The DELETE statement is used to delete rows from a table. If you want to remove a specific row from a table you should use WHERE condition.

  1. DELETE FROM table_name [WHERE condition];

But if you do not specify the WHERE condition it will remove all the rows from the table.

  1. DELETE FROM table_name;

There are some more terms similar to DELETE statement like as DROP statement and TRUNCATE statement but they are not exactly same there are some differences between them.

Here we point out them?

Difference between delete and truncate statements

There is a slight difference b/w delete and truncate statement. The DELETE statement only deletes the rows from the table based on the condition defined by WHERE clause or delete all the rows from the table when condition is not specified.

But it does not free the space containing by the table.

The TRUNCATE statement: it is used to delete all the rows from the table and free the containing space.

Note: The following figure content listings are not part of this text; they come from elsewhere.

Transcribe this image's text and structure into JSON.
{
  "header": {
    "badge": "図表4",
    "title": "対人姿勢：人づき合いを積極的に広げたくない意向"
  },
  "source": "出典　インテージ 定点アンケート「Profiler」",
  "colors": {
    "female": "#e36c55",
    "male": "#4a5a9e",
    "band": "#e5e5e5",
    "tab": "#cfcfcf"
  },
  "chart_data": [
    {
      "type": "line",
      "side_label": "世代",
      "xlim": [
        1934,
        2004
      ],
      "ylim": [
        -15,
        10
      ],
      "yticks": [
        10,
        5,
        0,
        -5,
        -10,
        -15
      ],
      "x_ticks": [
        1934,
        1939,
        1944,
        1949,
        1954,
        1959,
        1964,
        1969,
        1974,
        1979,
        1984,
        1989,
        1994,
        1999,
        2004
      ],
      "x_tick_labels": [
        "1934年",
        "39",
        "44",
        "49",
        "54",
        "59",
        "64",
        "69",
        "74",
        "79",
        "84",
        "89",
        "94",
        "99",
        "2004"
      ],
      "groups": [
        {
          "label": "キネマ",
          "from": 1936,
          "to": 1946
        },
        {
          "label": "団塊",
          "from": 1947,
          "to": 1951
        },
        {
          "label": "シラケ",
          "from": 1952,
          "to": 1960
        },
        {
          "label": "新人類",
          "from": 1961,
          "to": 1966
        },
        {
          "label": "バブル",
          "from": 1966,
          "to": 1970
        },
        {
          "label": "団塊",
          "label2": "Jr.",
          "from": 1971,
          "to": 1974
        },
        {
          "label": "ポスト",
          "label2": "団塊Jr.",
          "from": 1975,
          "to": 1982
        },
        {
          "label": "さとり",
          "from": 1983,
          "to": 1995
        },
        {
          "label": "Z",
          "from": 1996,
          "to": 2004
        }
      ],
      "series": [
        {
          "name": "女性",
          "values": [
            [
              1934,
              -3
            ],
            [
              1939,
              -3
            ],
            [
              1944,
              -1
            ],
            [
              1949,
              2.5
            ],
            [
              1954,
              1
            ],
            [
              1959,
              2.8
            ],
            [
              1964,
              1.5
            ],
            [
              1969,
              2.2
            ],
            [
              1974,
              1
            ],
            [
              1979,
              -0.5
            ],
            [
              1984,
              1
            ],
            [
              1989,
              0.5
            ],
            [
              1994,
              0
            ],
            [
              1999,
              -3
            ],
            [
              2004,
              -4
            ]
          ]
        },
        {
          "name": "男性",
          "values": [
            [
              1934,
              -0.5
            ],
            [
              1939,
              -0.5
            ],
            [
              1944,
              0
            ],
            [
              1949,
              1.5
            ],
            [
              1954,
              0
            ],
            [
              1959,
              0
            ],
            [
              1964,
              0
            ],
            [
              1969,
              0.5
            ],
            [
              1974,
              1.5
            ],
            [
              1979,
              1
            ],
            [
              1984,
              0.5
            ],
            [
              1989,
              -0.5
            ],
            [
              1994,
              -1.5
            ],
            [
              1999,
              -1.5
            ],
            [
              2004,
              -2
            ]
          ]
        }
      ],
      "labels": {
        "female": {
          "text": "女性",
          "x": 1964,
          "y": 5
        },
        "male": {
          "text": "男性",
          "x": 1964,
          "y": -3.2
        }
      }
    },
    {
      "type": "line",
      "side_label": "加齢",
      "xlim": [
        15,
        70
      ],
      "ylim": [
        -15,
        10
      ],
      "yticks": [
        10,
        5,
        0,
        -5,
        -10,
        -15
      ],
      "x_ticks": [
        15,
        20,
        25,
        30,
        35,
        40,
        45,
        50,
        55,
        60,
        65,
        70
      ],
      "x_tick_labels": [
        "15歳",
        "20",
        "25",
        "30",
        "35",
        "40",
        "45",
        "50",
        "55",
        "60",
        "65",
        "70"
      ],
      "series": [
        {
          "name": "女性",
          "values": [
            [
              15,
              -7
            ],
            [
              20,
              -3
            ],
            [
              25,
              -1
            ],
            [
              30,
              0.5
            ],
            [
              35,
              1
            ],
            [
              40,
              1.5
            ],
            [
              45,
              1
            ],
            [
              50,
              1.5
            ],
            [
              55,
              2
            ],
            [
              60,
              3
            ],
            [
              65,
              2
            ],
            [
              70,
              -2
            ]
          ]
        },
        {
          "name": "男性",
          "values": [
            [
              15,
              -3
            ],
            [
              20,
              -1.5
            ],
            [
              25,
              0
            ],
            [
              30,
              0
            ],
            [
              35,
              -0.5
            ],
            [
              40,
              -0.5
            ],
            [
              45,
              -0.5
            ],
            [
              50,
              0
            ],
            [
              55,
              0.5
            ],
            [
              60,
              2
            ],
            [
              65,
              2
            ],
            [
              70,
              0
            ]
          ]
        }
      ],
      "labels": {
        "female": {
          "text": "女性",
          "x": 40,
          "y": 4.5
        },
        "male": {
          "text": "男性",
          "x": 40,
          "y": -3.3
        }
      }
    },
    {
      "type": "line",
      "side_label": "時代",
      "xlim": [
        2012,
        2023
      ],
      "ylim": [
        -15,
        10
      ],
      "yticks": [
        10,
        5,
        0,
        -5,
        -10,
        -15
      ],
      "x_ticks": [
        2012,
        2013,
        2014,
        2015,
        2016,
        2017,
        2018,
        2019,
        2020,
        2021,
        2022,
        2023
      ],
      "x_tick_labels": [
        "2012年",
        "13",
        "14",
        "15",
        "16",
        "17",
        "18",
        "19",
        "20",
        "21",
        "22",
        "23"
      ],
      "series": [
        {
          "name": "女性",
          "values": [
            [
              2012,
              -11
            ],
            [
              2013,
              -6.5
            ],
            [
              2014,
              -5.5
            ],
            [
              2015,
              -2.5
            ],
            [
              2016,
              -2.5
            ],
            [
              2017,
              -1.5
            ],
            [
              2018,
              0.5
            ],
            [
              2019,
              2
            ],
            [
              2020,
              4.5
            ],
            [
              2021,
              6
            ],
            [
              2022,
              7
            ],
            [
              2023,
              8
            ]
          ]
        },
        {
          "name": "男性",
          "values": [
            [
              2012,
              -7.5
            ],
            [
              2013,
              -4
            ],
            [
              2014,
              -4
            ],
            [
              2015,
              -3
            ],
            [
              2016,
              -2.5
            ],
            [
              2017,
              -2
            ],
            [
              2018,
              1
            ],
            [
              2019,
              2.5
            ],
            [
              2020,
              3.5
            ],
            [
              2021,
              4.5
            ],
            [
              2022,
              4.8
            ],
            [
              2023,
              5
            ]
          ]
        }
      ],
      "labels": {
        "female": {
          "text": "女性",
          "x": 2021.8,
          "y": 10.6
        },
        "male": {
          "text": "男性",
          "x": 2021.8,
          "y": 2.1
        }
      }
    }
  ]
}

To delete all the rows from student table, the query should be like this:

  1. TRUNCATE TABLE students;

Difference b/w DROP and TRUNCATE statement:

When you use the drop statement it deletes the table’s row together with the table’s definition so all the relationships of that table with other tables will no longer be valid.

When you drop a table:

  • Table structure will be dropped
  • Relationship will be dropped
  • Integrity constraints will be dropped
  • Access privileges will also be dropped

On the other hand when we TRUNCATE a table, the table structure remains the same, so you will not face any of the above problems.